Chris Salter + LabXmodal: Atmosphere, FOFA Gallery

Art Papers (May-June, 2011)

Chris Salter + LabXmodal, Atmosphere, Installation View, FOFA Gallery, 2011. Photo: Guy L'Heureux. Courtesy: LabXmodal and FOFA Gallery.

Atmosphere: it sticks to objects, buildings and celestial bodies like an auratic energy, or lingers like an obfuscating fog of innumerable factors. According to Bruno Latour, the conditions that create our collective “atmosphere” are always plural – natural and cultural, scientific and political.  Moreover, whereas formerly “[o]utside the laboratory was the realm of experience – not experiment” – today “the laboratory has extended its walls to the whole planet.”[1] That is, today there is no longer a clear distinction between human experiences and technoscientific or technocratic experiments: “experiments are now taking place on a life-size scale and in real time.”[2]

It is this “delicate sphere of climate control”[3] that Chris Salter and his research team of LabXmodal (Marije Baalman, Elio Bidinost, Shannon Collis, Fernando Leppe, Harry Smoak, Robert Tomes, Matthieu Tremblay, and Tobias Ziegler) explore in their multi-media environment Atmosphere [FOFA Gallery, January 10 – February 11, 2011]. At the beginning of the 20 minute cycle, it is difficult to know what to expect: the gallery is darkened and seemingly empty, except for the ghost in the room – the technology. Then, slowly, coloured light, sound, infrared heat and haze fill the space with waves of stimuli that ebb and flow, stutter and glide, sometimes rising to an overwhelming crescendo, sometimes retreating to near imperceptibility. Three planes of light hang in the middle of the space like rhetorical screens. Blue streams out, then green, then sudden flashes of red, or a Morse-code-like rhythm of pink, or nothing. They cleverly anchor our visual concentration, all the while announcing the continuity of the atmosphere that passes through them. A strobe light adds sudden bursts of clear white light. The sound composition is strangely ethereal and strangely familiar, conjuring up images of rushing water or traffic, thunder, electrical crickets and cicadas, the ding of an elevator, and the meditative music that often accompanies savasana, “corpse pose” in yoga. Overall, the effect of Atmosphere is one of allowing our senses to be washed over and carried away in all directions, only to find ourselves self-contained and consolidated at the end of the cycle.
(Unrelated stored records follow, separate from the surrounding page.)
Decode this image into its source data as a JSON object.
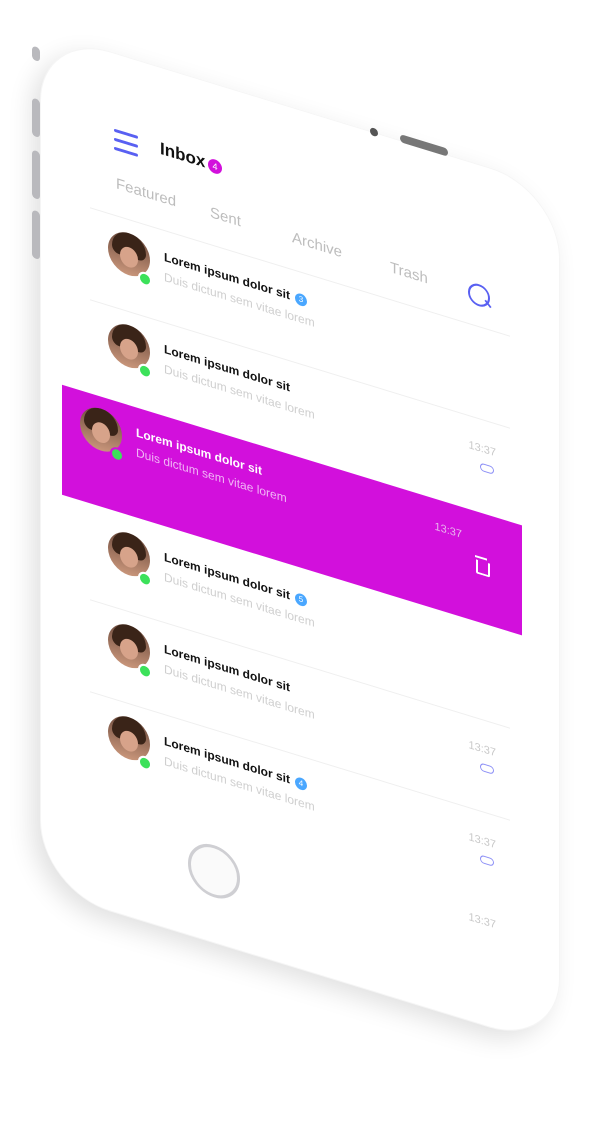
{
  "header": {
    "title": "Inbox",
    "badge": "4"
  },
  "tabs": [
    {
      "label": "Featured"
    },
    {
      "label": "Sent"
    },
    {
      "label": "Archive"
    },
    {
      "label": "Trash"
    }
  ],
  "messages": [
    {
      "subject": "Lorem ipsum dolor sit",
      "preview": "Duis dictum sem vitae lorem",
      "time": "",
      "count": "3",
      "attachment": false
    },
    {
      "subject": "Lorem ipsum dolor sit",
      "preview": "Duis dictum sem vitae lorem",
      "time": "13:37",
      "count": "",
      "attachment": true
    },
    {
      "subject": "Lorem ipsum dolor sit",
      "preview": "Duis dictum sem vitae lorem",
      "time": "13:37",
      "count": "",
      "attachment": false
    },
    {
      "subject": "Lorem ipsum dolor sit",
      "preview": "Duis dictum sem vitae lorem",
      "time": "",
      "count": "5",
      "attachment": false
    },
    {
      "subject": "Lorem ipsum dolor sit",
      "preview": "Duis dictum sem vitae lorem",
      "time": "13:37",
      "count": "",
      "attachment": true
    },
    {
      "subject": "Lorem ipsum dolor sit",
      "preview": "Duis dictum sem vitae lorem",
      "time": "13:37",
      "count": "4",
      "attachment": true
    },
    {
      "subject": "",
      "preview": "",
      "time": "13:37",
      "count": "",
      "attachment": false
    }
  ],
  "colors": {
    "accent": "#d210dc",
    "link": "#5960f2",
    "online": "#3ce15a",
    "count": "#4aa7ff"
  },
  "icons": {
    "menu": "menu-icon",
    "search": "search-icon",
    "trash": "trash-icon",
    "attachment": "paperclip-icon"
  }
}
Atmosphere, as well as Salter’s previous environments, habitually participate in the new-media festivals, such as Ars Electronica and Transmediale, rather than being exhibited in art galleries. As if announcing this shift in discursive context, he transformed the gallery into literally half white-cube and half black-box. The “white” half points to American minimalism of the late 1960s, particularly the “light” works by Dan Flavin, Carl Andre’s alleged materialism, and Fred Sandback’s large-scale geometric planes made of coloured string; the “black” half points to the cultural thirst for immersion, the composition’s flirtation with narrative, and the dissolution of selfhood that is the work’s stated objective.[4] But how can Atmosphere be both? More specifically, how can it engage with the Minimalist dictum of phenomenological perception – which, it is important to note, required an intellectually prepared viewer to play the role of “I perceive” – and simultaneously address the dispersal of this “I” into the many technologies it uses to extend and displace itself? Salter negotiates this tension well: rather than confronting the viewer with a definable object that stands as his rhetorical equal, Atmosphere proposes an ephemeral, even volatile object that emphasizes the temporality and changeability of the encounter. As such, it suggests complicity between viewer and object, in this case a room filled with technologically induced effects.

Without the technological savvy to know what was required of the research team to produce this work, Atmosphere’s exploration of how ever-evolving new technologies impact the evolution of the human sensorium seems more metaphoric than scientific. Yet, if we accept Latour’s argument that the sphere of “experience” is not separate from the sphere of “experiment,” then this distinction is irrelevant. In either case, our physiological and intellectual response to this particular experiment is informed as much from our “up-dated” sensorium as it is from the stimuli itself. The interface between inner and outer is as permeable as Salter’s “screens.”  


[1] Bruno Latour. “Atmosphère, Atmosphère.” Olafur Eliasson: The Weather Project, The Unilever Series. Susan May, Bruno Latour, Israel Rosenfield, et al. London: Tate Publishing, 2003. 31.

[2] Ibid. 32.

[3] Ibid. 40.

[4] The press release states: Atmosphere explores four conceptual/technological areas of research: cross modal sensory phenomena, perceptual thresholds, questions about the dissolution of self-hood inside sensory reduction environments and ecological concepts of perception.